The well-practiced ice breaker, in combination with folksy charm, is one reason Tex Earnhardt is a household name in the Valley. He still greets customers at his flagship Ford dealership in Chandler.

Most of those customers are astonished – the guy in the ad on top of a bull, actually walks over and says “Howdy Folks!”

“Just being nice to people… that’s how I do it,” he said, in an interview surrounded by his family and closest friends.

I ask him why he still goes to work every day, as he has done for 68 years.

“What the Hell else do I have to do?” he says, to head-shaking laughter in the room.

“You like it?” I ask.

“I don’t like it. I love it.”

It’s hard to imagine a success story so uniquely American as that of Tex Earnhardt.

At age 21, he moved to (what was then) the farming and ranching community of Chandler, Arizona. He somehow convinced Ford to let him have a dealership.

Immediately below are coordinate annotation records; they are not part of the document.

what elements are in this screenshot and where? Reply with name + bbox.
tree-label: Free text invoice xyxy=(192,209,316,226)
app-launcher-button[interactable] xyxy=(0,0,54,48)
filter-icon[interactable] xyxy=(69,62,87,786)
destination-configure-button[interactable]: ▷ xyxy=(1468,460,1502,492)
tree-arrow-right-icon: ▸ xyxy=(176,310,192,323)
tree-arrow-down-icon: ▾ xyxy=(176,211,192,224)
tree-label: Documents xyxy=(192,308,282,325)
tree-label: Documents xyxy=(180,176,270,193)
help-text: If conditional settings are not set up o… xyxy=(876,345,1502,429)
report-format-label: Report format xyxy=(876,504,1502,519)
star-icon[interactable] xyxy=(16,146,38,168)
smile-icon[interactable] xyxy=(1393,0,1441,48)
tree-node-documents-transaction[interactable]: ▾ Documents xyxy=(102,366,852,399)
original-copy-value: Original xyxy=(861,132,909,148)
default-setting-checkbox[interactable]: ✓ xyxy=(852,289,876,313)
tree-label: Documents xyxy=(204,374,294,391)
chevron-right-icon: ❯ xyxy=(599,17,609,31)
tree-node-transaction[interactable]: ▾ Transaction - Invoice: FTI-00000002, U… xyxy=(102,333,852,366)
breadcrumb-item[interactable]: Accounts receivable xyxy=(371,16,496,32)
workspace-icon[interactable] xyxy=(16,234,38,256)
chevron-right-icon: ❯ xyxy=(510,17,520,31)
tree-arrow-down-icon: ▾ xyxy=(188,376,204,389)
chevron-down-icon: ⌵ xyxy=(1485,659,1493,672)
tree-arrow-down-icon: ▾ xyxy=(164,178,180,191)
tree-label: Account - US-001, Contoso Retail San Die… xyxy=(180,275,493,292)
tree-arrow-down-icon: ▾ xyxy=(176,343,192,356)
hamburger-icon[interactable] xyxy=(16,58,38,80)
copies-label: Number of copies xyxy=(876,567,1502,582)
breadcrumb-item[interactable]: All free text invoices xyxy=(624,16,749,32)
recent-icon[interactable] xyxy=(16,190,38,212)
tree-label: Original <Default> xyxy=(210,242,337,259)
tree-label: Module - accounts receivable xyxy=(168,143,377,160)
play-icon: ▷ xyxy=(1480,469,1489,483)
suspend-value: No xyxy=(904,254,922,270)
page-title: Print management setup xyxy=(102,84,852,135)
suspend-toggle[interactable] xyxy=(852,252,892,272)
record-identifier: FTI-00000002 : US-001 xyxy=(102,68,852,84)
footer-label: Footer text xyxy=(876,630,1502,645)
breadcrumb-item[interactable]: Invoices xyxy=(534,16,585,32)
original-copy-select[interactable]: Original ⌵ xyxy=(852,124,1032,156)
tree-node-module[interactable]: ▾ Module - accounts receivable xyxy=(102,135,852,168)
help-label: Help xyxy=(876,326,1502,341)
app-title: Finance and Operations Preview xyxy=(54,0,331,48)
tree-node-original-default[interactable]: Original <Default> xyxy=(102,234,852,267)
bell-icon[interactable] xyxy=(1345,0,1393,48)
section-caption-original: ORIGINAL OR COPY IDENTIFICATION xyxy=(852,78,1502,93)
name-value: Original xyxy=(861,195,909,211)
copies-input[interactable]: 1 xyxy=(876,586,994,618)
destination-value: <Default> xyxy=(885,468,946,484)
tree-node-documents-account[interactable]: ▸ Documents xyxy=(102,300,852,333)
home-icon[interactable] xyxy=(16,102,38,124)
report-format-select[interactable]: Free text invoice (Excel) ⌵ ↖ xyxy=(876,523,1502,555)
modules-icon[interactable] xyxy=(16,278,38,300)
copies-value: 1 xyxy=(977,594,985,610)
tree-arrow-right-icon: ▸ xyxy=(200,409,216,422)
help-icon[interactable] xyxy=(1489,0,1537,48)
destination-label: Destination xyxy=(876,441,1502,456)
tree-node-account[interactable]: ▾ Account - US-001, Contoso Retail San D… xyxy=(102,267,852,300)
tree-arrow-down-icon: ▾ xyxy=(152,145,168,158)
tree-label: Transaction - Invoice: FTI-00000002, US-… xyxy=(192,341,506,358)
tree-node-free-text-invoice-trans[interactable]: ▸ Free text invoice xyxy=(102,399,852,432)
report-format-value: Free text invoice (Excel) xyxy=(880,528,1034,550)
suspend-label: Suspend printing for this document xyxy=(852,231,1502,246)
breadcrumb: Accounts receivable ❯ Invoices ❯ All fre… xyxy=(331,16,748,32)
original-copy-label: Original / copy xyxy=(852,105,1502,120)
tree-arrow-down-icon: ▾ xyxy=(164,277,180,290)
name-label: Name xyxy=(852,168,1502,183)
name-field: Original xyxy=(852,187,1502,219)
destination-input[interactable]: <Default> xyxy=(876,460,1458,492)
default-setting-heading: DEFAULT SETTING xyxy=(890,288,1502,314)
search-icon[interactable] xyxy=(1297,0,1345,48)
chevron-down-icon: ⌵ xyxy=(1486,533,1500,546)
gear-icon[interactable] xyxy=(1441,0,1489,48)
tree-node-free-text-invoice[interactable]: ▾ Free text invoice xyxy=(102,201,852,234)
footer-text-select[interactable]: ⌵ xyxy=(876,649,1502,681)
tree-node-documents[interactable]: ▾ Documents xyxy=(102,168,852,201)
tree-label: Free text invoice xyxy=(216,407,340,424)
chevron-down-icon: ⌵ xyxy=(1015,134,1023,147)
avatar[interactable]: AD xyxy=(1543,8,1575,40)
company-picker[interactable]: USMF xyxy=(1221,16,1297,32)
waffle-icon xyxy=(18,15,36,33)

As a kid who grew up ranching and always aspired to be a rodeo cowboy, Tex knew his customers.

He sold one truck a month in 1951. Sixty-nine years later, there are 23 Earnhardt dealerships, selling 17 different brands of cars. Nearly all of them remain in the Valley, where Earnhardt remains a dominant name in the car business.

His family says, doing business his way has also meant living life his way.

His trademark phrase, “That Ain’t No Bull” is actually an inside joke for anyone familiar with rodeos and ranching. When he sits on the back of a longhorn, that’s not a bull. It’s a steer. (A bull that’s been fixed.)

Tex has never smoked nor drank. In fact, for years, he was an avid marathon runner. He’s completed more than twenty races, and rarely took a day off.

“He got up every deal on his birthday, and he wouldn’t start his day until he did ten miles,” said his son, Hal.

Tex is notoriously frugal. “You can’t get him a present,” says sons Jim Babe and Hal. “If somebody would get him a present, the first words out of his mouth?”

The rest of the room chimes in, “Take it back.”

His family says Tex has never had a new car, invariably choosing something off the used car lot.

Tex has some interesting quirks. He loves being outside and makes it a point to shower outside, at the Chandler home where he’s lived for six decades.

Does he mind if anyone sees him? “Oh hell no!” he responds.

Tex prides himself on remaining true to the values of the ranching community that gave him his start. He could’ve moved to a mansion in Scottsdale or Paradise Valley. He says he’s just fine tending to the few horses and cattle he still owns.

These days, many of the old stories are told by his children, who told us, Tex has trouble remembering things. His children, grandchildren and even great-grandchildren now work at his dealerships. Each one, starting at the bottom, by washing cars.

Tex says, one of the reasons he still goes to work each day is because it’s the place where he is always surrounded by family.

“I know I can’t stay here forever, and I think about myself,” he says, as the room goes silent.

“Before I go, I’m going to be recognized that I was nice…. Nice guys finish first.”